McDonnell's decision to use $77.2 million of the surplus to give a performance bonus to state employees, who have not received a pay hike for five years, is consistent with his conservative bona fides. The bonus money will come directly out of the $187 million that state agencies didn't spend -- a reward for a job well done, not a demanded entitlement.
While McDonnell, chairman of the Republican Governors Association, was holding the line on spending, his counterpart in Maryland was doing exactly the opposite. Gov. Martin O'Malley, chairman of the Democratic Governors Association, spent Marylanders' tax dollars as fast as he got them and balanced the budget by imposing the largest tax increase package ($264 million) in state history.

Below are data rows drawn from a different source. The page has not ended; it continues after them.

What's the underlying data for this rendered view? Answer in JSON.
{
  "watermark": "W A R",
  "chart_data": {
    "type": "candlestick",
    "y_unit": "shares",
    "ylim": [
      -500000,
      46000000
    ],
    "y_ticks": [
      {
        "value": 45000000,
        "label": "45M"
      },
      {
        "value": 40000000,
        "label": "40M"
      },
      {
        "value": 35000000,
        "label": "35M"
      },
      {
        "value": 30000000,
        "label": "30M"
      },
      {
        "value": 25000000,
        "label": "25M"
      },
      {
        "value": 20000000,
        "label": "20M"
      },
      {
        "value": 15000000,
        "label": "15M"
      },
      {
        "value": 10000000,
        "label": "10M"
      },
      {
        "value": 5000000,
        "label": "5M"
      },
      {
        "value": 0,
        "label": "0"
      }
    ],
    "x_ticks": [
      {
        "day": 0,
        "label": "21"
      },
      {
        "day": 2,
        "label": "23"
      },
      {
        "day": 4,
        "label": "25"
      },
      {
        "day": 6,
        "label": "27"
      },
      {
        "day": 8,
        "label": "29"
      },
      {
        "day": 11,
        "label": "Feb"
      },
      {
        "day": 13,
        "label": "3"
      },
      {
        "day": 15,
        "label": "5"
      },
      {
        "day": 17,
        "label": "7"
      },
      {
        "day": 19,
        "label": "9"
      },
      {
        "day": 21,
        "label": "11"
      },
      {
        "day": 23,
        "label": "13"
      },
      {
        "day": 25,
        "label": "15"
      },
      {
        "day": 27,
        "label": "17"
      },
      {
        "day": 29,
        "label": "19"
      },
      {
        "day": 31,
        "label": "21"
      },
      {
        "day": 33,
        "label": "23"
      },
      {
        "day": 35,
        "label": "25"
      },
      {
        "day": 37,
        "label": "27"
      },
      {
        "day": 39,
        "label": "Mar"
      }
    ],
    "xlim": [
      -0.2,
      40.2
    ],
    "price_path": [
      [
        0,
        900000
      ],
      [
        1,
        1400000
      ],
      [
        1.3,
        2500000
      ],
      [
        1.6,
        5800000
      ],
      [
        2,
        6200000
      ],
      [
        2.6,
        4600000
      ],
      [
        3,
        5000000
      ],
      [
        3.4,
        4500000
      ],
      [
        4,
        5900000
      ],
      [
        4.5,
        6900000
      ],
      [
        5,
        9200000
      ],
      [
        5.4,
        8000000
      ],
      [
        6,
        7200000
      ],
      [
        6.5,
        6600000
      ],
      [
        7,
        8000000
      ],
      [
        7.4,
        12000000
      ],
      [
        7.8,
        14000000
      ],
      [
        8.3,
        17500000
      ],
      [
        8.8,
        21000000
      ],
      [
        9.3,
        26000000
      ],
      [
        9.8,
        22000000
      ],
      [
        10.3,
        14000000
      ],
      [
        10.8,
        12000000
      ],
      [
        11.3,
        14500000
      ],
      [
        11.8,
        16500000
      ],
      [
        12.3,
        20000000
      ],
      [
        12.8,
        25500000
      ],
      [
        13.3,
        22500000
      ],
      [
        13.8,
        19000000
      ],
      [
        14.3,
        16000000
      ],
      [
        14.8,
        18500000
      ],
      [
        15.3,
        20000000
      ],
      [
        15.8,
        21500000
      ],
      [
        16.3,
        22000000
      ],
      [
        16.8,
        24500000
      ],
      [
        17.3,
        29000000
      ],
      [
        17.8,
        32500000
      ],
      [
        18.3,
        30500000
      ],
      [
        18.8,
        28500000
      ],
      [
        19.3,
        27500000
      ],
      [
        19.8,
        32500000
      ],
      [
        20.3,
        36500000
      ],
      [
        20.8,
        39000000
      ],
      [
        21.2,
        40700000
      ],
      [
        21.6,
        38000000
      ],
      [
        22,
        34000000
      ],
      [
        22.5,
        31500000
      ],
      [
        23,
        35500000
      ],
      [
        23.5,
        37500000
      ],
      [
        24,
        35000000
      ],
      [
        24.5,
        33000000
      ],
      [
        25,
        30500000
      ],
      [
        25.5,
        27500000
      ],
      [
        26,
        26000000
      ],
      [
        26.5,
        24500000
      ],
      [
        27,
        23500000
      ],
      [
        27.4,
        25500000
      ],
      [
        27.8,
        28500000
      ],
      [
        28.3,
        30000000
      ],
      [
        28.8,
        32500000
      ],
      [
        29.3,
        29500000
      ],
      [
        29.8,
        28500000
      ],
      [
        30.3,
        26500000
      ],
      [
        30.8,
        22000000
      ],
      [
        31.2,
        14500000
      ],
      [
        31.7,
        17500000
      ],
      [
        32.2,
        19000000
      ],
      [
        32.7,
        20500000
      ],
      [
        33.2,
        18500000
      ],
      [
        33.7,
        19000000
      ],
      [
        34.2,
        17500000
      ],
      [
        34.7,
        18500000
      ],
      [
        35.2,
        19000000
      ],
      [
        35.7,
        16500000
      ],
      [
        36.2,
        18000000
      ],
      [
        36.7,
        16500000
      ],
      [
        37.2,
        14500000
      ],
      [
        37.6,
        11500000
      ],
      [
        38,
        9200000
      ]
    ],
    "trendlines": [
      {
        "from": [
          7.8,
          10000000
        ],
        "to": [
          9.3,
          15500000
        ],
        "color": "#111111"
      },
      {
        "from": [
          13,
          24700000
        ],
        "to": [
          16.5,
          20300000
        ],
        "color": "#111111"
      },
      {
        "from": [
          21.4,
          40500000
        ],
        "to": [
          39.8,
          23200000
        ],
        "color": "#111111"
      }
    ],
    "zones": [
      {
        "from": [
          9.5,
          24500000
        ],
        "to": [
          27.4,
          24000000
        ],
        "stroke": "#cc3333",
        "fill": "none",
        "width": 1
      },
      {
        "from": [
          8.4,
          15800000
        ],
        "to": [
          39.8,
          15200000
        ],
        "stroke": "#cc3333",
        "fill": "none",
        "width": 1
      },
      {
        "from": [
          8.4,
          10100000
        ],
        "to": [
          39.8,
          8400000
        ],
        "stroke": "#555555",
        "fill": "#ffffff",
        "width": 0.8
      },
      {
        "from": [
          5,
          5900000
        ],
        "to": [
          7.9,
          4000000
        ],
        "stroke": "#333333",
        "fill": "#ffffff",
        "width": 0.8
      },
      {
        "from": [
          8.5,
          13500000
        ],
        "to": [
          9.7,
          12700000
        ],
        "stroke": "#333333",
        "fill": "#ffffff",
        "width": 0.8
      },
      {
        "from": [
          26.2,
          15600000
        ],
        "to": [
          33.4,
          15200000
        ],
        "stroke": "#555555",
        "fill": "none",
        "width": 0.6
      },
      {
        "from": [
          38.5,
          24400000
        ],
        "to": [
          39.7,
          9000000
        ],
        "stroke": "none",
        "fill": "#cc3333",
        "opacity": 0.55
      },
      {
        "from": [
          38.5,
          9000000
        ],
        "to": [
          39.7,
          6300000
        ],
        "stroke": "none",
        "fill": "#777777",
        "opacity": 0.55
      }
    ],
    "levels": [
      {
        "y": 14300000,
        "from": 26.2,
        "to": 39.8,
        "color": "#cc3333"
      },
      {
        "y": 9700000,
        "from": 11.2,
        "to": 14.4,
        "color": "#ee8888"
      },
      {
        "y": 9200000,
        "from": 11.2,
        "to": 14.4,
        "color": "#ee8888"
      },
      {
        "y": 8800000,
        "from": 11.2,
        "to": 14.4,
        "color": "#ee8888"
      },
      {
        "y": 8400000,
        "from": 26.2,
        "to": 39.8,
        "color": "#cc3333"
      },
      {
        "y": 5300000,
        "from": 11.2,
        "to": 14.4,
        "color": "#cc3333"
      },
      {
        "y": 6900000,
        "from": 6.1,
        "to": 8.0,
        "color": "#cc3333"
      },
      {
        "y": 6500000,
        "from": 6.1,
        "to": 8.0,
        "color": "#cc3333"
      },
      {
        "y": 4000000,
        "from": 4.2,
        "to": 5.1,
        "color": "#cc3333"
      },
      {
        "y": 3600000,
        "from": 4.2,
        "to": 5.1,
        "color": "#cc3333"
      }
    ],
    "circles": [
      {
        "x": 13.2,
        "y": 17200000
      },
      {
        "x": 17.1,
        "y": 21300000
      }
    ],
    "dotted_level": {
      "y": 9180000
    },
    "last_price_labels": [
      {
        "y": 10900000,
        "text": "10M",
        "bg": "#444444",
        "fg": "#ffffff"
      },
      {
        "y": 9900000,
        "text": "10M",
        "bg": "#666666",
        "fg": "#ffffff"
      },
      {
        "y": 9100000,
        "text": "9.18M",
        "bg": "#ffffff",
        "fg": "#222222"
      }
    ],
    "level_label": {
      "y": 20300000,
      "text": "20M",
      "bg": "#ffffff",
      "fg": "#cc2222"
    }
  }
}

Tens of thousands of productive Maryland citizens have already fled to Virginia, Pennsylvania and North Carolina to escape the punitive confiscation of their hard-earned wealth. O'Malley's "solution" to replace the lost revenue is to bring in another casino.
The long-term economic outlook of these two neighboring Mid-Atlantic states is now as different as their chief executives' governing philosophies. While the frugal McDonnell welcomes new employers to Virginia, the free-spending O'Malley is gambling Maryland's future away.